Die Erkenntnis: „Der echte Anteil schädlicher Substanzen im Feinstaub liegt deutlich höher als bisher angenommen“, so Kalberer. Der Messfehler lässt sich nicht einfach herausrechnen, da er stark schwankt. Es braucht also neue, standardisierte Messungen an vielen Orten.
Entzündungsreaktionen im Körper: Stärker als gedacht
Noch beunruhigender sind die Auswirkungen auf den menschlichen Körper. Im Laborversuch wurden Lungenepithelzellen – also Zellen aus der Oberfläche der Atemwege – mit den neu gemessenen Feinstaubproben konfrontiert. Dabei zeigte sich: Die kurzlebigen Sauerstoffradikale lösten andere und deutlich stärkere Entzündungsreaktionen aus als die bisher untersuchten Bestandteile.

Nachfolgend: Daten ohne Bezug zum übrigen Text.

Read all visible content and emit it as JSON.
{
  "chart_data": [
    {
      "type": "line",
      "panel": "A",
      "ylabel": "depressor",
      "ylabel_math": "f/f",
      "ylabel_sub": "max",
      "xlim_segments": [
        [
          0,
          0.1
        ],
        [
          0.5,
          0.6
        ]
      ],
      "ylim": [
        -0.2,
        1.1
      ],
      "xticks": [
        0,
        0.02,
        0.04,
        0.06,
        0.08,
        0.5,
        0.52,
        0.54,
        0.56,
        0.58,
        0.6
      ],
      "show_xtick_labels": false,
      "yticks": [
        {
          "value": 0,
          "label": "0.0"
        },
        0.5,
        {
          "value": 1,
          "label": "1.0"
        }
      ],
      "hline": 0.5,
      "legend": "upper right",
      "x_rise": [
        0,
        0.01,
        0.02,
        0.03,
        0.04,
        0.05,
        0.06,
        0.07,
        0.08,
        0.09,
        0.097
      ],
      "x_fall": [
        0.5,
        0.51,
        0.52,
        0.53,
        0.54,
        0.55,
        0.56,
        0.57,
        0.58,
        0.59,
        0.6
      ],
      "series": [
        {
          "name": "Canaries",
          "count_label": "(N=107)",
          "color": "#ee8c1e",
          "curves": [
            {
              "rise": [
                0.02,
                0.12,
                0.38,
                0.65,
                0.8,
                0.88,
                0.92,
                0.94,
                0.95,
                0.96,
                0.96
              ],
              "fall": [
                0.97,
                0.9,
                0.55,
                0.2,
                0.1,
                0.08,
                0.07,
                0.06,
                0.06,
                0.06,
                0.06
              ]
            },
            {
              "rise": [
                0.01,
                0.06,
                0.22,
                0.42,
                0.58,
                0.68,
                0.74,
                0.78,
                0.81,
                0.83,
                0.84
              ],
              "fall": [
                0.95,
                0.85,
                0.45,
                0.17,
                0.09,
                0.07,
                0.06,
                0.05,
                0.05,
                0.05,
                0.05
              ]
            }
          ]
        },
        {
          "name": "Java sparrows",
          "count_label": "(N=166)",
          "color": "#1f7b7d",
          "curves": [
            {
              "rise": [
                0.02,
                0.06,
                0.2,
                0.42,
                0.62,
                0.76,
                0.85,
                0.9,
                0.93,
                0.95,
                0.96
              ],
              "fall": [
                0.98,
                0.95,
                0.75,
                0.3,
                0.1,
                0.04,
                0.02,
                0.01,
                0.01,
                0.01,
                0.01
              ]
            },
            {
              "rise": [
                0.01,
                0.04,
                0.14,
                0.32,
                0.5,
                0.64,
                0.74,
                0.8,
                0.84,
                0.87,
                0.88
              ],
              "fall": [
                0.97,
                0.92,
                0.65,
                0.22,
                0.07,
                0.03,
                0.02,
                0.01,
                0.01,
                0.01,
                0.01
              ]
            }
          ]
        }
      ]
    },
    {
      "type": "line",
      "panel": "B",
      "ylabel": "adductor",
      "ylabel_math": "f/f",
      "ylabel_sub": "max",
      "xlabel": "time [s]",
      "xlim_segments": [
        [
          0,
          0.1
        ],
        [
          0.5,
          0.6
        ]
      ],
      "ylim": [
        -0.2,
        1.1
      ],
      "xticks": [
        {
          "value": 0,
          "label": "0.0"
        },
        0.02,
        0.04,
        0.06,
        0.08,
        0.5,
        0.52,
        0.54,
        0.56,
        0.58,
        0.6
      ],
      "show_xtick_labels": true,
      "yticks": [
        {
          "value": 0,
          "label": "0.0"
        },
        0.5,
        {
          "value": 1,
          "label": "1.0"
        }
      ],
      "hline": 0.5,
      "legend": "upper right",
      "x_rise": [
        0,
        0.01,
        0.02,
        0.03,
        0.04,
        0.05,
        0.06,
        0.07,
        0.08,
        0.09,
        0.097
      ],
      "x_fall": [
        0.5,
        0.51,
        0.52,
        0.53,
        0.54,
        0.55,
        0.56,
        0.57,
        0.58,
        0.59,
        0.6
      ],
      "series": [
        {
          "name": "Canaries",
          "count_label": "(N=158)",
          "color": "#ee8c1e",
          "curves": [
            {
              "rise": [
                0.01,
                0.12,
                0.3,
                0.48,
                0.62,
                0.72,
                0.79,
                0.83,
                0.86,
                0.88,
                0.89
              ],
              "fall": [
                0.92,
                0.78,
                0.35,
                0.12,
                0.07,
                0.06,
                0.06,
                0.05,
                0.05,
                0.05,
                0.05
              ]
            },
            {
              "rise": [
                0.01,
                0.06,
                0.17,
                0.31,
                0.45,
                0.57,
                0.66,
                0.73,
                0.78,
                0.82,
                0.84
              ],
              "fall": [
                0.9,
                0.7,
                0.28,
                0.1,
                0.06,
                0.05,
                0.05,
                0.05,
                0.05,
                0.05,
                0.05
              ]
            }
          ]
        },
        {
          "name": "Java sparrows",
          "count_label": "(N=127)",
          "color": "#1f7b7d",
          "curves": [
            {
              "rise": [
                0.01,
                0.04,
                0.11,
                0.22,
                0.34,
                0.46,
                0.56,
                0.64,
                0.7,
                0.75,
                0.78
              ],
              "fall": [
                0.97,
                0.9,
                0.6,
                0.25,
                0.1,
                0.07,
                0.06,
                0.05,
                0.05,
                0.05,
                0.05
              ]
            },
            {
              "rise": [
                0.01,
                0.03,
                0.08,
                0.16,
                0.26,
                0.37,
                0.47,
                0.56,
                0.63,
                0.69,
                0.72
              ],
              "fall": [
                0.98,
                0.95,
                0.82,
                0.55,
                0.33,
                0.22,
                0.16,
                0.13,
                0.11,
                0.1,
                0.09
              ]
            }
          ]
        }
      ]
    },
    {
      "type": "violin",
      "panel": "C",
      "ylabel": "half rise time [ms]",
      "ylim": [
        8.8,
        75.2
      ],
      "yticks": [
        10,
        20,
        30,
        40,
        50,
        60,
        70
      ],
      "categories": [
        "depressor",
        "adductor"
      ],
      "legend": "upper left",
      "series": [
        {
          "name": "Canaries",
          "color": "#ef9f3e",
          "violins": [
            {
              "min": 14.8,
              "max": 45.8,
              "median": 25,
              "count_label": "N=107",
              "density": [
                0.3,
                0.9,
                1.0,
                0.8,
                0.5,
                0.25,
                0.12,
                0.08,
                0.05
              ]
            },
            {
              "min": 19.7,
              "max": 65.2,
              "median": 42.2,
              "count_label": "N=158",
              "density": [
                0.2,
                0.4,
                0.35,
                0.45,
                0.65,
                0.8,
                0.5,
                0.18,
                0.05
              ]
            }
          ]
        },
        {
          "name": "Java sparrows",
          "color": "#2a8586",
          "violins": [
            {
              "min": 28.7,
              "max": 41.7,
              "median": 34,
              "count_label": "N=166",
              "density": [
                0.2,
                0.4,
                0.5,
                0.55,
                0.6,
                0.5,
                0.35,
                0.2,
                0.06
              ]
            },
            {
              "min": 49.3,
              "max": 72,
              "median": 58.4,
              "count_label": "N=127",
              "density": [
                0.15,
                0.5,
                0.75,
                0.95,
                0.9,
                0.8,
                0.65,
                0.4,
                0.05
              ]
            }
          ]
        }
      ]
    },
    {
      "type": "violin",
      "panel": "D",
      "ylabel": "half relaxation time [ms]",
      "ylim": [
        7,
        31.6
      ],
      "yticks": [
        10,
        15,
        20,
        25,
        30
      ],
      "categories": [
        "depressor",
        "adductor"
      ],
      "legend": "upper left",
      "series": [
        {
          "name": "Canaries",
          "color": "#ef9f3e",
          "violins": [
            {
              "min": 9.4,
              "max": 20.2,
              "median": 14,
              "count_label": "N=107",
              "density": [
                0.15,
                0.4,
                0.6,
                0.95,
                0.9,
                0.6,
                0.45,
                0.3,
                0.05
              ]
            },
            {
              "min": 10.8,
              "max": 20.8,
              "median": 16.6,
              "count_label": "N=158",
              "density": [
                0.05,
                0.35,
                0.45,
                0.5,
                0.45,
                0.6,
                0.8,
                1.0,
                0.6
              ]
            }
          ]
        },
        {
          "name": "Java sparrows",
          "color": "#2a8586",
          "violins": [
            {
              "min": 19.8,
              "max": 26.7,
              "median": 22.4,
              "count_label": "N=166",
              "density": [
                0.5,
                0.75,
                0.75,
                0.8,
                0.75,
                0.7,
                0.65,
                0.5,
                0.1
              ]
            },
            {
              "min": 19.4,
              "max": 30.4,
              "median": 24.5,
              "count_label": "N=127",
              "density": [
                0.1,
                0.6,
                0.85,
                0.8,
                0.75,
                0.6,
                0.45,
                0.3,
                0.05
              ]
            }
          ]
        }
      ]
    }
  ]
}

Das bedeutet: Diese Radikale sind nicht nur zahlreicher als gedacht, sondern könnten auch wesentlich gesundheitsschädlicher sein. Die Prozesse, die sie im Körper auslösen, betreffen nicht nur die Atemwege, sondern können auch systemisch wirken, etwa auf das Herz-Kreislauf-System oder das Gehirn.
Was heißt das für den Gesundheitsschutz?
Die neuen Erkenntnisse stellen bisherige Bewertungsgrundlagen infrage. Wenn ein großer Teil der gefährlichen Stoffe im Feinstaub bislang gar nicht erfasst wurde, dann greifen auch bestehende Grenzwerte zu kurz. Auch das Risiko für Erkrankungen könnte bislang unterschätzt worden sein.
Markus Kalberer erklärt: „Wenn wir den Anteil hochreaktiver, schädlicher Komponenten genauer und zuverlässig messen, lassen sich auch besser Schutzmaßnahmen ergreifen.“ Die Weiterentwicklung mobiler Messgeräte könnte dabei helfen, die Luftqualität realistischer zu bewerten.